Say I could only perform one operation (addition) from addition I could derive subtraction by adding a negative number. Also, from addition I could derive multiplication, like $ a n $, just add $ a $ to itself $n$ times. The same for division but with negative numbers (how many times do I add a negative $a$ to itself to get to $0$. Exponenciation is glorified multiplication and there exist algorithms that use only division, addition, subtraction and multiplication to find square roots and logarithms. Sin can be expressed as a Taylor series only involving exponenciation and multiplication and addition. My question is, can every operation in mathematics (like differentiation, integration, etc.) be reduced in this way? Maybe allowing for multiplication, too, so that $i^2$ could still be -1.
It's a fundamental result in theoretical computer science that there exists a universal algorithm: a computable partial function $U$ with the property that for every computable function $f$ there is an $n$ such that $$ \forall x:~ f(x)=U(n,x) $$ (Essentially, $n$ can be chosen as a program that computes the function, encoded as a number in some appropriate way, and $U$ is the function that tells how to execute programs in some programming language).

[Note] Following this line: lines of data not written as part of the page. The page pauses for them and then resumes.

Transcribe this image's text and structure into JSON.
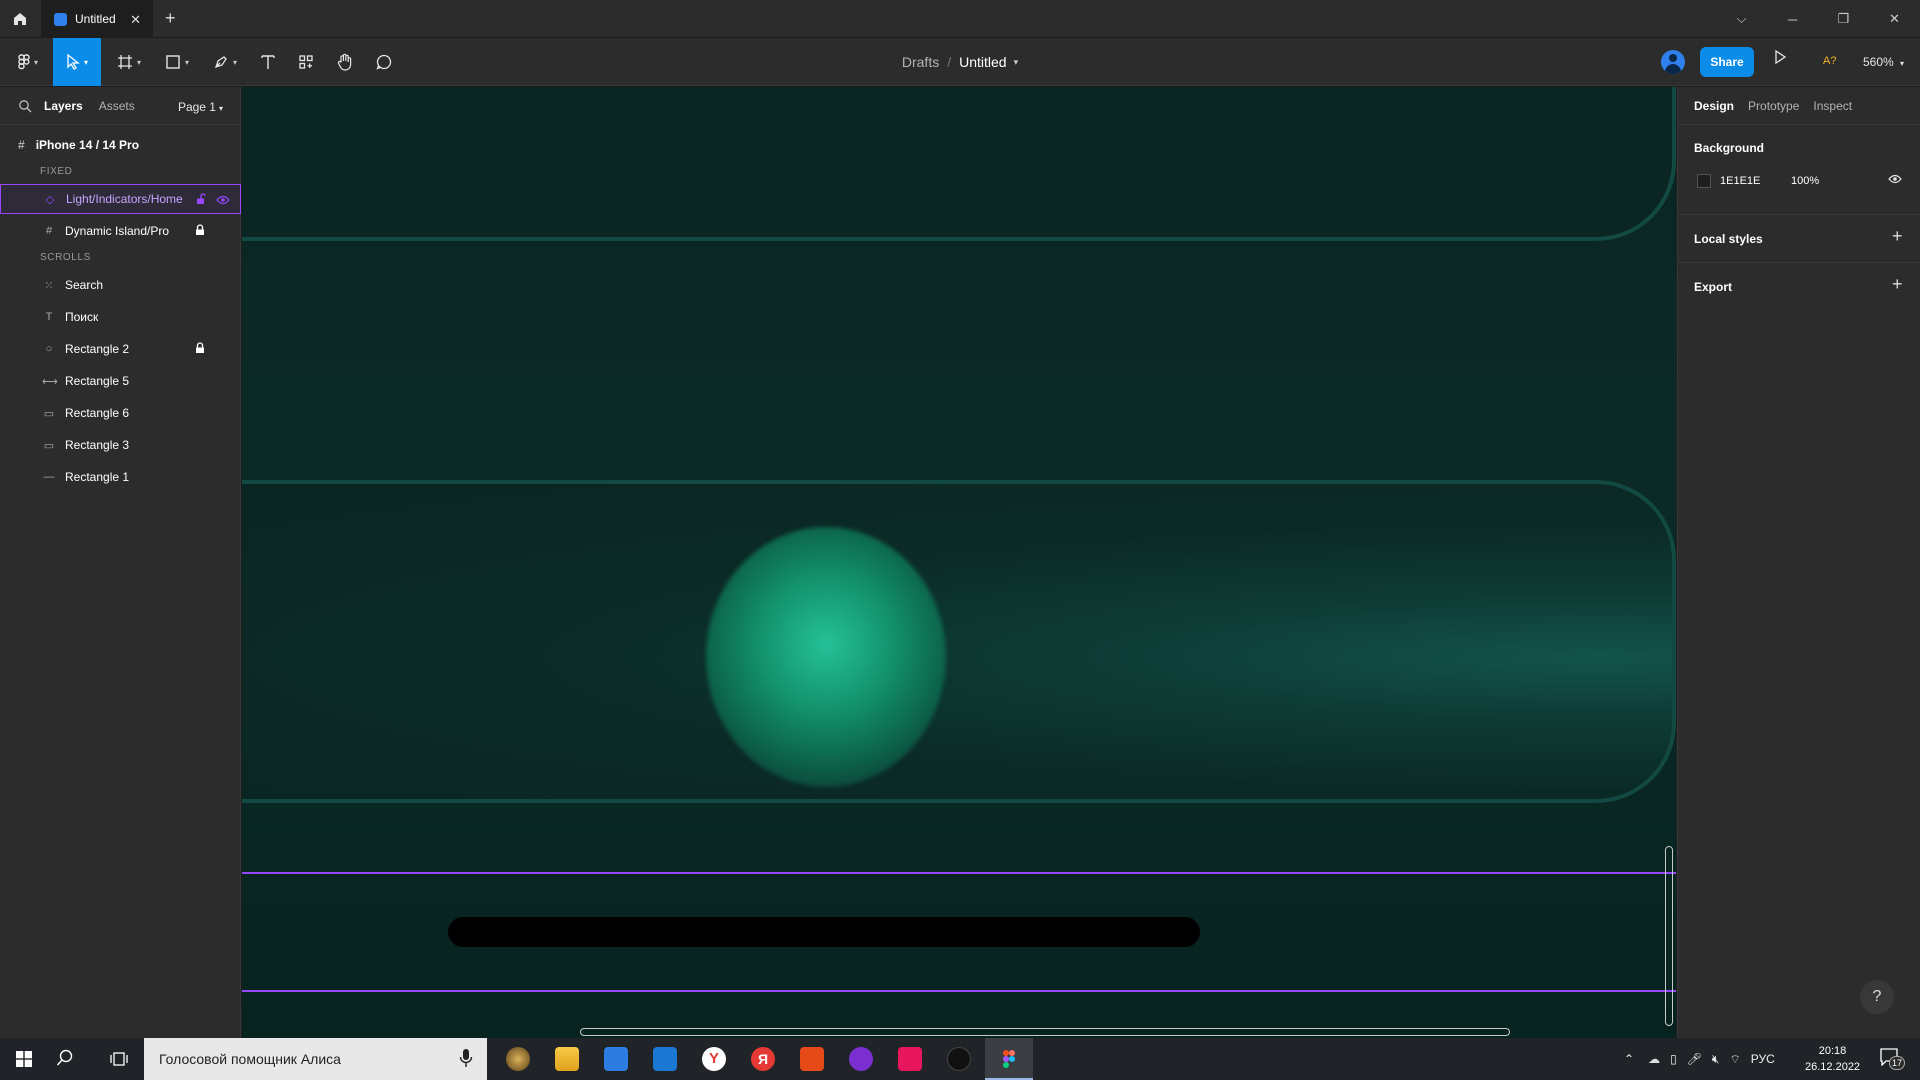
{
  "browser": {
    "tab_title": "Untitled",
    "new_tab": "+"
  },
  "toolbar": {
    "breadcrumb_root": "Drafts",
    "breadcrumb_separator": "/",
    "file_title": "Untitled",
    "share_label": "Share",
    "accessibility_label": "A?",
    "zoom_level": "560%"
  },
  "layers_panel": {
    "tabs": [
      "Layers",
      "Assets"
    ],
    "page": "Page 1",
    "frame_name": "iPhone 14 / 14 Pro",
    "section_fixed": "FIXED",
    "section_scrolls": "SCROLLS",
    "fixed_layers": [
      {
        "name": "Light/Indicators/Home",
        "icon": "component-instance-icon",
        "selected": true,
        "locked": false
      },
      {
        "name": "Dynamic Island/Pro",
        "icon": "frame-icon",
        "selected": false,
        "locked": true
      }
    ],
    "scroll_layers": [
      {
        "name": "Search",
        "icon": "dotted-frame-icon",
        "locked": false
      },
      {
        "name": "Поиск",
        "icon": "text-icon",
        "locked": false
      },
      {
        "name": "Rectangle 2",
        "icon": "ellipse-icon",
        "locked": true
      },
      {
        "name": "Rectangle 5",
        "icon": "line-icon",
        "locked": false
      },
      {
        "name": "Rectangle 6",
        "icon": "rectangle-icon",
        "locked": false
      },
      {
        "name": "Rectangle 3",
        "icon": "rectangle-icon",
        "locked": false
      },
      {
        "name": "Rectangle 1",
        "icon": "line-icon",
        "locked": false
      }
    ]
  },
  "design_panel": {
    "tabs": [
      "Design",
      "Prototype",
      "Inspect"
    ],
    "background_heading": "Background",
    "background_hex": "1E1E1E",
    "background_opacity": "100%",
    "local_styles_heading": "Local styles",
    "export_heading": "Export",
    "help_label": "?"
  },
  "taskbar": {
    "search_placeholder": "Голосовой помощник Алиса",
    "language": "РУС",
    "time": "20:18",
    "date": "26.12.2022",
    "notifications": "17"
  },
  "colors": {
    "accent": "#0c8ce9",
    "selection": "#9747ff",
    "canvas_bg": "#0a2521",
    "orb": "#25c197"
  }
}
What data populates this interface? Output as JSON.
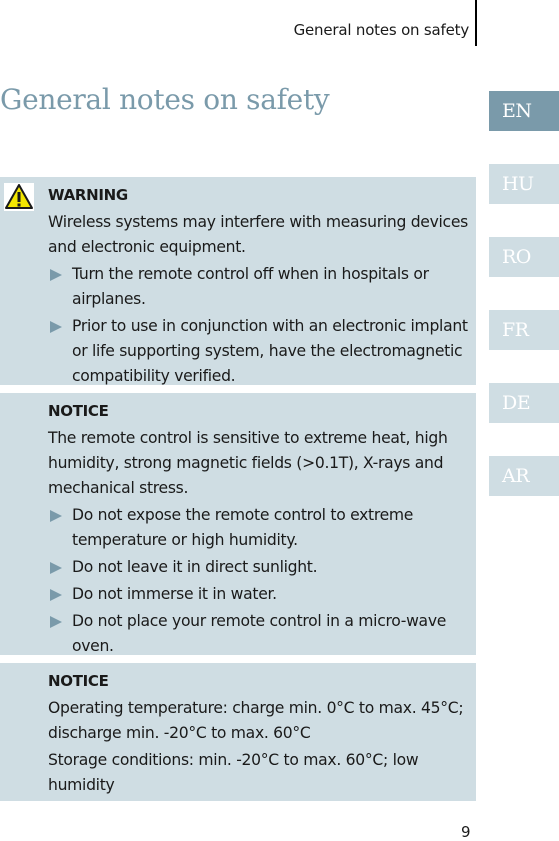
{
  "header": {
    "running_title": "General notes on safety"
  },
  "page_title": "General notes on safety",
  "language_tabs": [
    {
      "label": "EN",
      "active": true
    },
    {
      "label": "HU",
      "active": false
    },
    {
      "label": "RO",
      "active": false
    },
    {
      "label": "FR",
      "active": false
    },
    {
      "label": "DE",
      "active": false
    },
    {
      "label": "AR",
      "active": false
    }
  ],
  "boxes": {
    "warning": {
      "icon": "warning-triangle-icon",
      "heading": "WARNING",
      "paragraphs": [
        "Wireless systems may interfere with measuring devices and electronic equipment."
      ],
      "bullets": [
        "Turn the remote control off when in hospitals or airplanes.",
        "Prior to use in conjunction with an electronic implant or life supporting system, have the electromagnetic compatibility verified."
      ]
    },
    "notice1": {
      "heading": "NOTICE",
      "paragraphs": [
        "The remote control is sensitive to extreme heat, high humidity, strong magnetic fields (>0.1T), X-rays and mechanical stress."
      ],
      "bullets": [
        "Do not expose the remote control to extreme temperature or high humidity.",
        "Do not leave it in direct sunlight.",
        "Do not immerse it in water.",
        "Do not place your remote control in a micro-wave oven."
      ]
    },
    "notice2": {
      "heading": "NOTICE",
      "paragraphs": [
        "Operating temperature: charge min. 0°C to max. 45°C; discharge min. -20°C to max. 60°C",
        "Storage conditions: min. -20°C to max. 60°C; low humidity"
      ]
    }
  },
  "page_number": "9",
  "colors": {
    "accent": "#7a9aaa",
    "box_background": "#cfdde3",
    "warning_yellow": "#f2e600"
  }
}
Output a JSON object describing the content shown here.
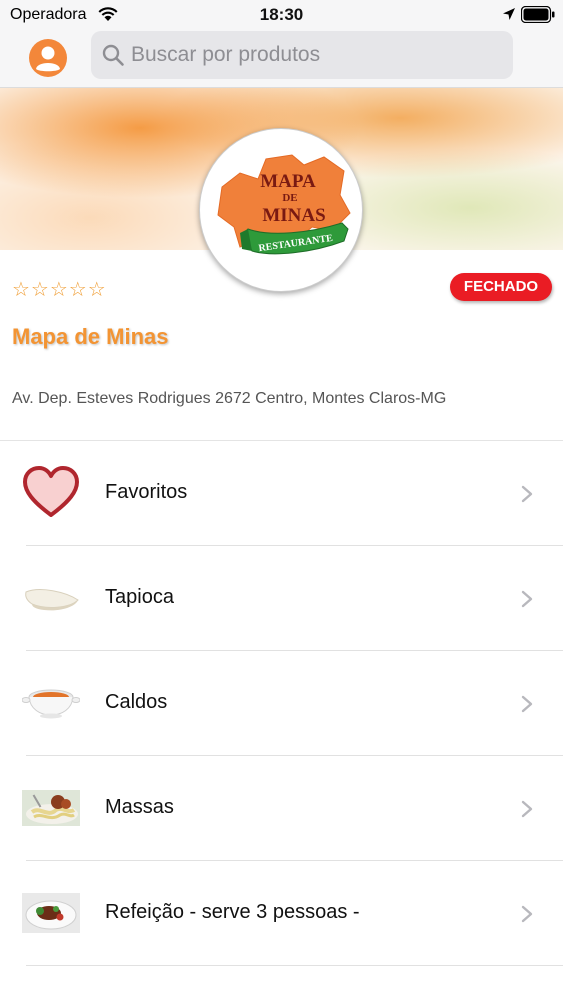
{
  "status_bar": {
    "carrier": "Operadora",
    "time": "18:30"
  },
  "search": {
    "placeholder": "Buscar por produtos"
  },
  "store": {
    "rating_stars": "☆☆☆☆☆",
    "rating": 0,
    "status": "FECHADO",
    "name": "Mapa de Minas",
    "address": "Av. Dep. Esteves Rodrigues 2672 Centro, Montes Claros-MG",
    "logo": {
      "line1": "MAPA",
      "line2": "DE",
      "line3": "MINAS",
      "ribbon": "RESTAURANTE"
    }
  },
  "categories": [
    {
      "label": "Favoritos",
      "icon": "heart-icon"
    },
    {
      "label": "Tapioca",
      "icon": "tapioca-thumbnail"
    },
    {
      "label": "Caldos",
      "icon": "soup-bowl-thumbnail"
    },
    {
      "label": "Massas",
      "icon": "pasta-thumbnail"
    },
    {
      "label": "Refeição - serve 3 pessoas -",
      "icon": "meal-thumbnail"
    }
  ],
  "colors": {
    "accent": "#f39433",
    "closed_badge": "#ea1c24",
    "avatar": "#f3873a"
  }
}
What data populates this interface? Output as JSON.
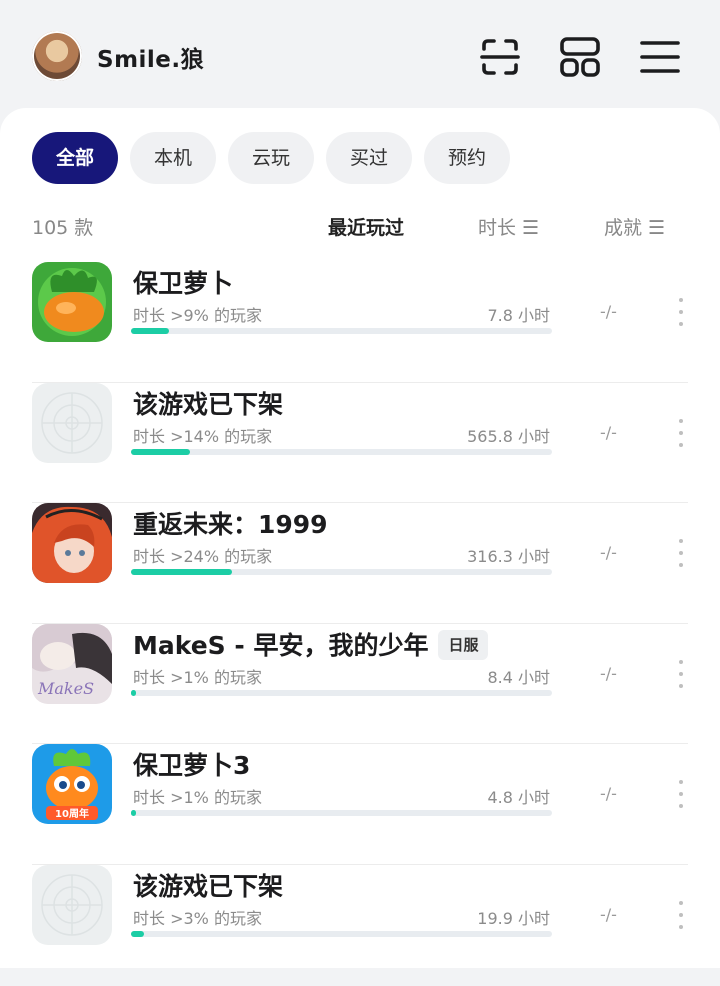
{
  "header": {
    "username": "Smile.狼",
    "icons": [
      "scan-icon",
      "grid-icon",
      "menu-icon"
    ]
  },
  "tabs": [
    {
      "label": "全部",
      "active": true
    },
    {
      "label": "本机",
      "active": false
    },
    {
      "label": "云玩",
      "active": false
    },
    {
      "label": "买过",
      "active": false
    },
    {
      "label": "预约",
      "active": false
    }
  ],
  "list_header": {
    "count": "105 款",
    "sort_recent": "最近玩过",
    "sort_duration": "时长 ☰",
    "sort_achievement": "成就 ☰"
  },
  "games": [
    {
      "title": "保卫萝卜",
      "tag": "",
      "stat": "时长 >9% 的玩家",
      "hours": "7.8 小时",
      "achievement": "-/-",
      "progress": 0.09,
      "icon": "carrot-icon"
    },
    {
      "title": "该游戏已下架",
      "tag": "",
      "stat": "时长 >14% 的玩家",
      "hours": "565.8 小时",
      "achievement": "-/-",
      "progress": 0.14,
      "icon": "placeholder-icon"
    },
    {
      "title": "重返未来：1999",
      "tag": "",
      "stat": "时长 >24% 的玩家",
      "hours": "316.3 小时",
      "achievement": "-/-",
      "progress": 0.24,
      "icon": "anime-girl-icon"
    },
    {
      "title": "MakeS - 早安，我的少年",
      "tag": "日服",
      "stat": "时长 >1% 的玩家",
      "hours": "8.4 小时",
      "achievement": "-/-",
      "progress": 0.01,
      "icon": "makes-icon"
    },
    {
      "title": "保卫萝卜3",
      "tag": "",
      "stat": "时长 >1% 的玩家",
      "hours": "4.8 小时",
      "achievement": "-/-",
      "progress": 0.01,
      "icon": "carrot3-icon"
    },
    {
      "title": "该游戏已下架",
      "tag": "",
      "stat": "时长 >3% 的玩家",
      "hours": "19.9 小时",
      "achievement": "-/-",
      "progress": 0.03,
      "icon": "placeholder-icon"
    }
  ],
  "colors": {
    "accent": "#17177a",
    "progress": "#1ccda5"
  }
}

This gives at least a partial answer to the question in the title.
However, mathematics can also speak about functions that are not computable, and those are not realized by the usual universal algorithm. But if we want the case where $f$ is not computable to be handled, by fairness we should also allow $U$ to be noncomputable.
Exploring exactly how many functions we can cram into a single $U$ gets us into some twisty little foundational byways. However, it turns out that practically every function encountered in "ordinary" mathematics can be specified unambiguously by a logical formula built from addition and multiplication, the constants $0$ and $1$, and quantification over subsets of $\mathbb C^n$ and functions between such subsets. In this case but we can say in standard mathematics that there is a (non-computable) $\bar U$ such that whenever $f$ is a function with such a specification, there is a number $m$ such that $f(x)=\bar U(m,x)$.
[It is not essential exactly which restrictions we put on the kind of formula that can be used to specify $f$, but we get into foundational trouble unless there are some such restrictions -- more technically there should be a predetermined repertoire of sets that the formula is allowed to quantify over. In fact a more restricted repertoire than the one outlined above can be used, at the cost of less natural specifications for many functions.]
In my college course of Numerical Analysis we did exactly this. All was reduced to the simple truth table $0+0=0$, $1+0=1$, $0+1=1$ and $1+1=0$ carry $1$.
We did integration, differential equations, eigenvalue problems, matrix operations, Chebyshev polynomials, etc
I can't say ALL math could be done as I don't know ALL the math that exists. But all the math that I have studied could be solved this way and we used just Fortran IV to do it.